Rafizi’s vision for PKR: Empowering party members outside government

11-Aug-2018 Intellasia | Malay Mail | 6:02 AM Print This Post

Challenging the incumbent Datuk Seri Mohamed Azmin Ali for the PKR deputy presidency, Rafizi Ramli said he wanted to create a culture in which PKR government officials uphold the party’s principles in their policies.

Rafizi said there were grouses in PKR about how some government decisions were unilateral, and highlighted questions about whether local councillor appointments in Selangor truly reflected decisions by grassroots leaders.

“We want to make sure that the party ideals actually flow through seamlessly to the Cabinet and to the government because otherwise, you are out of sync,” Rafizi told Malay Mail in an exclusive interview here.

“You can’t be having a representation of the party that is not accountable to the party or does not reflect the decisions of the party,” added Rafizi, who is not an elected lawmaker and holds no government position.

Rafizi said the problems of unilateral decision-making by PKR public officials have been “a recurring theme” through the years, even from Tan Sri Khalid Ibrahim’s time as Selangor mentri besar when PKR first took over the state in 2008. Azmin succeeded Khalid in 2014 and was replaced by Amirudin Shari this year when Azmin was appointed economic affairs minister.

“The emphasis from a significant part of the party has always been that there must be a respect of the accountability of public officials to the party platforms,” said Rafizi.

“What can happen in the case of Khalid last time — the moment you become a state official and power is vested in your hand, you can do as you wish irrespective of the party’s decision on certain issues.”

Without specifying names, Rafizi highlighted complaints about the way PKR chose its candidates to be mentri besar.

“There’re always grumblings that the party had decided on one decision on the mentri besar, and as always, a different decision being presented to a third party,” he said.

“If the decision-making process of the party is respected fully and the accountability to the party is in place, we wouldn’t end up with a decision where the party nominates one person and there is another nomination outside the party structure.
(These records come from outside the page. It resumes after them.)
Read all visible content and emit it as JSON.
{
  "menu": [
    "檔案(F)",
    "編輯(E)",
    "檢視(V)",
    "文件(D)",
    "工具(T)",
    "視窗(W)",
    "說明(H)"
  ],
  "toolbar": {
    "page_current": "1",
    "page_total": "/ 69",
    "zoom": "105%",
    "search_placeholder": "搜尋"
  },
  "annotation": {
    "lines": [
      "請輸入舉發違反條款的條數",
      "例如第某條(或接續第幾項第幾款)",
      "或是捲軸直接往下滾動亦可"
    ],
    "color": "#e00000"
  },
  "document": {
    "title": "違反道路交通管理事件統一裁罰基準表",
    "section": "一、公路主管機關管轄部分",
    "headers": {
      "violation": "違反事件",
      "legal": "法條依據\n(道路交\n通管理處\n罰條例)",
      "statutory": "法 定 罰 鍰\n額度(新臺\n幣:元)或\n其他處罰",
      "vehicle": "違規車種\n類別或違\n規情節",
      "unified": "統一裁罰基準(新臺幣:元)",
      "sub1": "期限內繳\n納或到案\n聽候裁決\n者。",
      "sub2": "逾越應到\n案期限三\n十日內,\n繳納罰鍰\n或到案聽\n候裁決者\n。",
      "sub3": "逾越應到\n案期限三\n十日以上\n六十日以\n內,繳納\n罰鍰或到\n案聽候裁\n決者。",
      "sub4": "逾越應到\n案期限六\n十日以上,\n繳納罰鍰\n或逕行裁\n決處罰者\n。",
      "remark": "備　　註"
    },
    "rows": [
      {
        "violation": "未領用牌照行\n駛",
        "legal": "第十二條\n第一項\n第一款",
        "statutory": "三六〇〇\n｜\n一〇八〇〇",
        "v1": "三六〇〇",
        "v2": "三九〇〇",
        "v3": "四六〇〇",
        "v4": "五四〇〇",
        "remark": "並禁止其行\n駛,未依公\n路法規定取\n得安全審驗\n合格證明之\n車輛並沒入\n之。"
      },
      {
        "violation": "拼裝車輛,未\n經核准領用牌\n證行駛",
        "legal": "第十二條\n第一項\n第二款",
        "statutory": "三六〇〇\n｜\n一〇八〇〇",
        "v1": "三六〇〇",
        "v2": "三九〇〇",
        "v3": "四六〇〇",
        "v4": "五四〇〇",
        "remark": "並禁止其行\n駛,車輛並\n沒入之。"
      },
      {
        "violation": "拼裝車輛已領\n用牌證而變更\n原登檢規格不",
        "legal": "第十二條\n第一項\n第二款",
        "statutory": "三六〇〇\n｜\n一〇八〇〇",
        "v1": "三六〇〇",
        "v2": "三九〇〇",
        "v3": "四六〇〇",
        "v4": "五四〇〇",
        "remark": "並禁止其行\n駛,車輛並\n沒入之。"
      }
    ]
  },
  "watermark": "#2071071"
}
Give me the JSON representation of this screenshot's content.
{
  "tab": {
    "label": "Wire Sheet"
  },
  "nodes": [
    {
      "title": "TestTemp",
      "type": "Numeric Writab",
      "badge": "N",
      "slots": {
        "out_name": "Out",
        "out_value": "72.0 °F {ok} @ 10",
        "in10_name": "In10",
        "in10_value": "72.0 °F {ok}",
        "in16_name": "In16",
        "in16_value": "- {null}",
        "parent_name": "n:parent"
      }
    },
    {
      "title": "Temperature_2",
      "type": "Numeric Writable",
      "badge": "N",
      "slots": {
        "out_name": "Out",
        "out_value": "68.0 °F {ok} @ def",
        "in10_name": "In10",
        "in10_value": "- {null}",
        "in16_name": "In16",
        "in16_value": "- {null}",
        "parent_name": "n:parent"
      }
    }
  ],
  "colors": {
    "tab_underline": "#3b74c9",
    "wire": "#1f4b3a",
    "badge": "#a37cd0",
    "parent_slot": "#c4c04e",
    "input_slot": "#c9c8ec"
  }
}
It’s not a big issue perhaps to the public, but it’s a big issue internally within Keadilan.”

In 2014, the Selangor palace picked Azmin as MB even though PKR had nominated former president Datuk Seri Dr Wan Azisah Wan Ismail. This year, Ijok assemblyman Dr Idris Ahmad claimed that Pakatan Harapan (PH) had chosen him to replace Azmin as Selangor MB and that Amirudin only had Azmin’s support.

Rafizi said although decision-makers in government were Cabinet members, it was the party that was accountable to the public.

He pointed out that the majority of PKR leaders and some senior DAP leaders were not represented in Cabinet.

“How do you actually build a proper political culture that synchronises properly the accountability of the party?” he said.

“Within PKR for example, the issue to make sure that the minister that represents us holds steadfastly to the ‘Reformasi’ ideals, to the policy platform that translates in all these 20 years of what we asked for, becomes a big issue.”

Some of those ideals, for Rafizi, include parliamentary reforms to ensure the executive does not interfere with Parliament, pointing out that over the past 20 years since the 1998 ‘Reformasi’ movement that sparked the birth of PKR, the government has always “controlled everything”.

“I’m of the view that decisions on the Speaker, the decision on who is the Chief Whip, all that should be left to the MPs to decide and should not be decided by the Cabinet,” said Rafizi.

He framed the PKR election as one of idealism versus pragmatism.

“That comes back to the issue of whether you want to hold true to ideals or whether you want to be pragmatic about it because if we want to become pragmatists, then we can tolerate all this,” said Rafizi.

“As long as someone gets to power, it’s winner-takes-all. Whatever you can do, you should explore everything so long as what matters is the end result. Once you get there, you can ignore what the party feels.”